P4W competing with PWA

Copper Contributor

Project for the Web (P4W) and Project Web App (PWA) cover (today) very different needs. P4W has a more modern approach, technologically, but with a fairly superficial functional coverage. PWA uses legacy technologies but has hundreds of features that P4W doesn't, such as program and portfolio management, better resource management, and more progress measurement options. Sadly, Microsoft seems to be making efforts to get users to switch to P4W, without yet providing P4W with all the necessary functionality. Recently the PWA project center starts showing an icon to create new projects. New projects remain in P4W, without them being able to be managed properly from PWA, creating great confusion and problems among PWA users. Even Project Professional Desktop (part of PWA) has begun to show a decline in the quality of the application. All this would not be a problem if P4W had the depth of functionality of PWA. Do you think it is a correct strategy to start affecting PWA, to ensure a possible migration to P4W?

2 Replies
rbuzeta --

You are asking us to read the minds of Microsoft's senior leadership on this issue. Even though I have been a Project MVP for 20 years, I cannot offer you any insight into Microsoft's future plans for project management tools or on their marketing strategy with Project for the Web. Hope this helps.

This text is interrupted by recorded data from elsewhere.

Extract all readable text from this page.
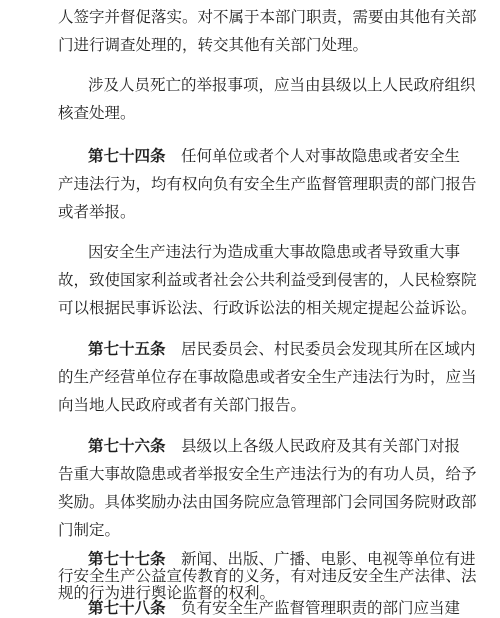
人签字并督促落实。对不属于本部门职责，需要由其他有关部
门进行调查处理的，转交其他有关部门处理。
涉及人员死亡的举报事项，应当由县级以上人民政府组织
核查处理。
第七十四条　 任何单位或者个人对事故隐患或者安全生
产违法行为，均有权向负有安全生产监督管理职责的部门报告
或者举报。
因安全生产违法行为造成重大事故隐患或者导致重大事
故，致使国家利益或者社会公共利益受到侵害的，人民检察院
可以根据民事诉讼法、行政诉讼法的相关规定提起公益诉讼。
第七十五条　 居民委员会、村民委员会发现其所在区域内
的生产经营单位存在事故隐患或者安全生产违法行为时，应当
向当地人民政府或者有关部门报告。
第七十六条　 县级以上各级人民政府及其有关部门对报
告重大事故隐患或者举报安全生产违法行为的有功人员，给予
奖励。具体奖励办法由国务院应急管理部门会同国务院财政部
门制定。
第七十七条　 新闻、出版、广播、电影、电视等单位有进
行安全生产公益宣传教育的义务，有对违反安全生产法律、法
规的行为进行舆论监督的权利。
第七十八条　 负有安全生产监督管理职责的部门应当建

Hi @Dale Howard , thanks for the response. In the PWA Project Center there is a button that leads to creating projects in P4W. Portfolio optimization cannot be done for those projects from Plan 5. That means that late, after creating projects in P4W, the user recognizes the need to do it again in PWA. This is leading the user to a dead end street. I don't need to read minds, but only read the Project Center, to affirm that the experience of PWA users is damaged to promote the use of P4W.